Выбрать главу

В пушкинской поэме «Руслан и Людмила» есть известный эпизод, когда герой не смог сразу совладать с богатырской головой, которая предстала перед ним «громадой грозной и туманной».

Быть может, подобным образом выглядел и для Левитана его первый, малоудачный «приступ» к Волге. Но мысль возобновить «сражение» не покидала его.

Весной 1888 года, снова в компании с Кувшинниковой и Степановым, художник едет в Рязань, а оттуда на пароходе по Оке.

Первая остановка в селе Чулкове вылилась в происшествие невеселого свойства.

Недоверчивую, опасливую настороженность чулковцев художники почувствовали сразу же по приезде.

«Когда же мы принялись за этюды, — вспоминала С. П. Кувшинникова, — село не на шутку переполошилось:

— Зачем господа списывают наши дома, овраги и поля? К добру ли это, и не было бы какого худа?

Собрали сход, почему-то даже стали называть нас: лихие господа…

Все это действовало на нервы, и мы поспешили уехать».

Путешественники отправились в Нижний Новгород, а там по Волге, выбирая место для продолжительной остановки.

И вот, словно годами, веками поджидала их, взобравшись на холм, выступила из-за поворота маленькая деревянная церковь, возле какого-то селения. Чем ближе подходил пароход, тем явственнее различалось, что она старым-стара.

В кругу знакомых Мамонтовых ходил анекдот, что Елизавета Григорьевна потихоньку трет стены выстроенной в Абрамцеве церкви травой, чтобы стало похоже, будто они покрыты вековой плесенью.

Теперь Левитан подплывал к церкви, которой не нужно было прибегать ни к каким ухищрениям, чтобы убедить в своей подлинности.

Пароход бежал мимо, и она как будто тихо поворачивалась, глядя ему вслед, смиренно готовая к тому, что те, кого она ждала, пренебрегут ею…

Но путешественники уже лихорадочно собирали вещи.

Плёс — назывался городок.

Плёс — часть реки от одного изгиба до другого.

Плёс нередко служил у бурлаков мерой пути: три плёса прошли, два осталось.

В тихом приволжском городке начался новый, счастливый, но трудный, каторжно-бурлацкий плёс Левитана.

Сначала и здесь приезжие были в диковинку. В первое время на базаре было много толков и о том, как они устроились в двух комнатках, неподалеку от берега, и что едят, и зачем приехали.

Но шли недели, и Плёс успокоился, привык к пришельцам, к огромным белым холстяным зонтам, под которыми они работали, и даже к странным повадкам «бабы», шляющейся с «мужиками» на охоту.

«Жилось нам удивительно хорошо», — вспоминала Кувшинникова.

Откуда возникает ощущение счастья? От простодушных детских глаз, во множестве следящих за каждым твоим шагом, но явно ставящих еще выше веселые проделки Весты? Или от доброго внимания попутчиков, от любовной заботливости Софьи Петровны, которая по своему обыкновению сотворила из сена, столов, скамеек и двух ковров занятную и вполне уютную обстановку? Или оттого, что Плёс со своими тихими улочками, церквами, холмами, с которых открываются удивительные, один другого краше виды на Волгу и окрестные дали, оказался раем для пейзажиста? («Какое чудное местечко этот Плёс», — восторгалась год спустя Е. Д. Поленова.) Или от песен, которые доносятся с улицы по вечерам и кажутся каким-то порождением Волги, встающим над ней, как туман? Или от смешного случая, приключившегося вскоре после приезда?
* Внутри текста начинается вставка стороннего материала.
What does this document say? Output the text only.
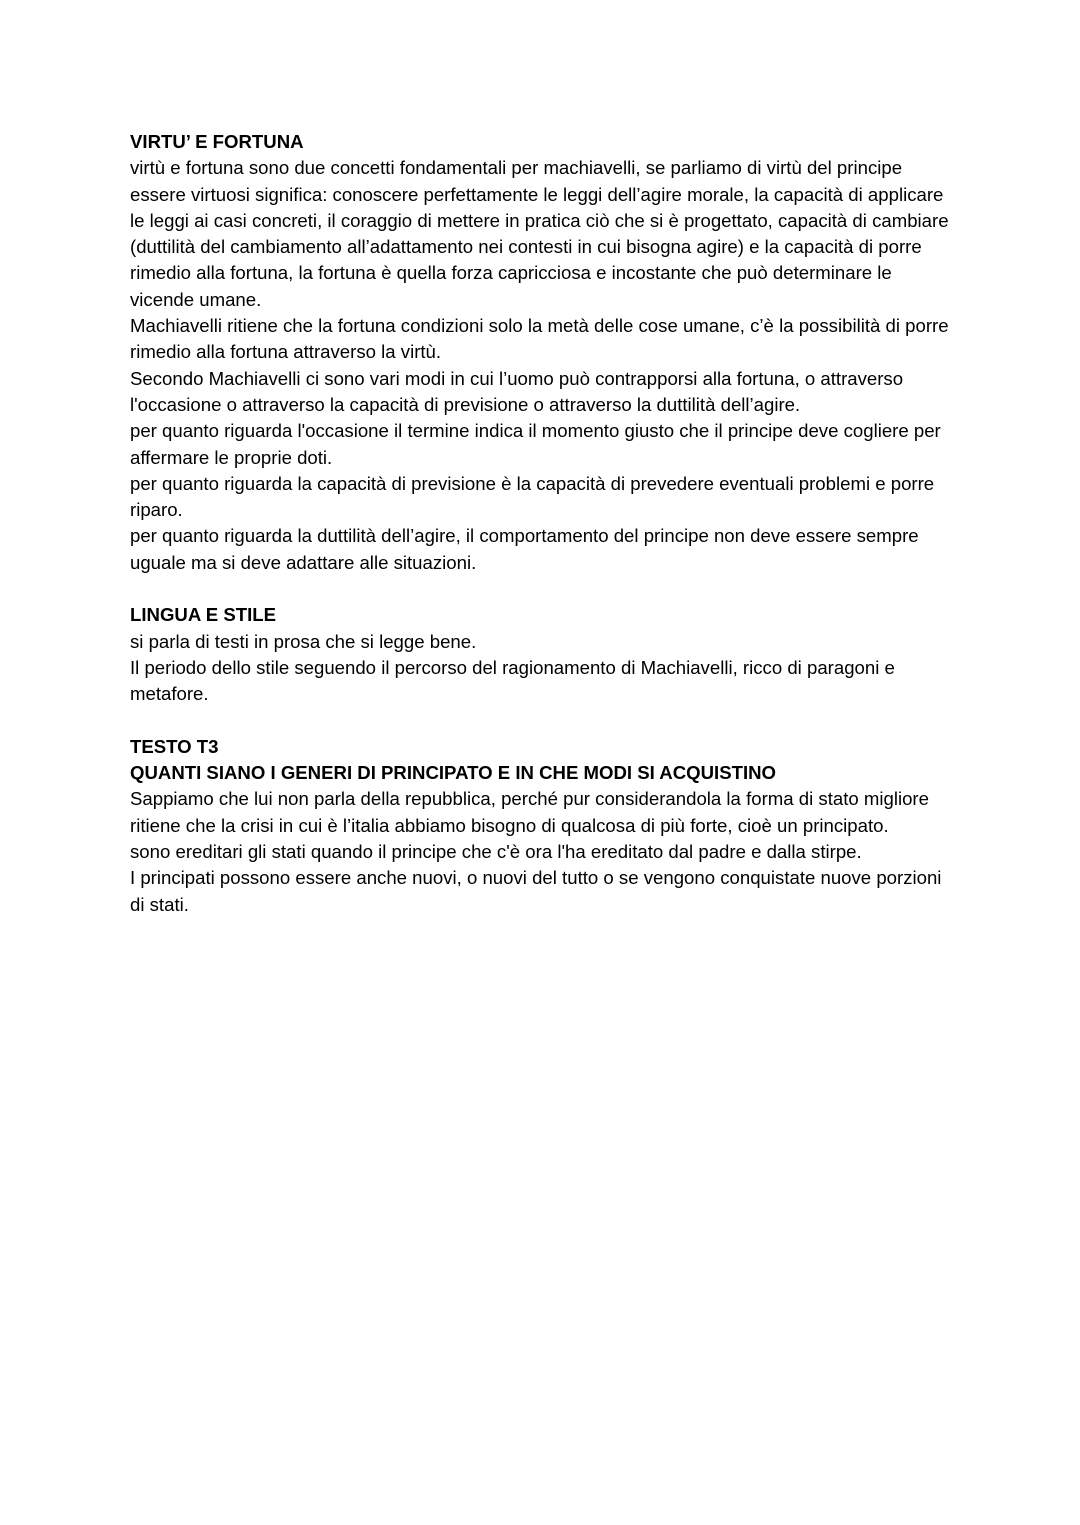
VIRTU’ E FORTUNA
virtù e fortuna sono due concetti fondamentali per machiavelli, se parliamo di virtù del principe essere virtuosi significa: conoscere perfettamente le leggi dell’agire morale, la capacità di applicare le leggi ai casi concreti, il coraggio di mettere in pratica ciò che si è progettato, capacità di cambiare (duttilità del cambiamento all’adattamento nei contesti in cui bisogna agire) e la capacità di porre rimedio alla fortuna, la fortuna è quella forza capricciosa e incostante che può determinare le vicende umane.
Machiavelli ritiene che la fortuna condizioni solo la metà delle cose umane, c’è la possibilità di porre rimedio alla fortuna attraverso la virtù.
Secondo Machiavelli ci sono vari modi in cui l’uomo può contrapporsi alla fortuna, o attraverso l'occasione o attraverso la capacità di previsione o attraverso la duttilità dell’agire.
per quanto riguarda l'occasione il termine indica il momento giusto che il principe deve cogliere per affermare le proprie doti.
per quanto riguarda la capacità di previsione è la capacità di prevedere eventuali problemi e porre riparo.
per quanto riguarda la duttilità dell’agire, il comportamento del principe non deve essere sempre uguale ma si deve adattare alle situazioni.
LINGUA E STILE
si parla di testi in prosa che si legge bene.
Il periodo dello stile seguendo il percorso del ragionamento di Machiavelli, ricco di paragoni e metafore.
TESTO T3
QUANTI SIANO I GENERI DI PRINCIPATO E IN CHE MODI SI ACQUISTINO
Sappiamo che lui non parla della repubblica, perché pur considerandola la forma di stato migliore ritiene che la crisi in cui è l’italia abbiamo bisogno di qualcosa di più forte, cioè un principato.
sono ereditari gli stati quando il principe che c'è ora l'ha ereditato dal padre e dalla stirpe.
I principati possono essere anche nuovi, o nuovi del tutto o se vengono conquistate nuove porzioni di stati.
«Однажды Левитан приютился за городом у самой дороги и в тени зонта внимательно писал этюд, — рассказывает Кувшинникова. — День был праздничный. После обедни женщины, возвращавшиеся в соседнюю деревню, с любопытством останавливались и смотрели на Левитана. Постоят, посмотрят и проходят. Но вот плетется дряхлая подслеповатая старушонка. Тоже остановилась, щурясь от солнца, долго смотрела на художника, потом начала истово креститься, вынула из кошеля копеечку и, положив ее осторожно в ящик с красками, пошла тихонько прочь. Бог знает, за кого приняла она Левитана и какие мысли роились в ее старой голове, но Левитан долго потом хранил эту монетку».

Кто знает, с каким чувством смотрел художник вслед своей «благодетельнице»? За что она его пожалела, чему сострадала и хотела помочь? За непонятный, но, видать, нелегкий труд? Или представился ей он, сидящий у дороги, каким-то новоявленным юродивым, «божьим человеком», сквозь неясные бормотанья которого вдруг блеснет искорка ясного, пронзительного понимания жизни, мира, людей?

А может, показалось художнику это подаяние, эта копеечка сродни намеренно скромным, но чудодейственным вещам, которыми одаривает счастливцев волшебник в сказках.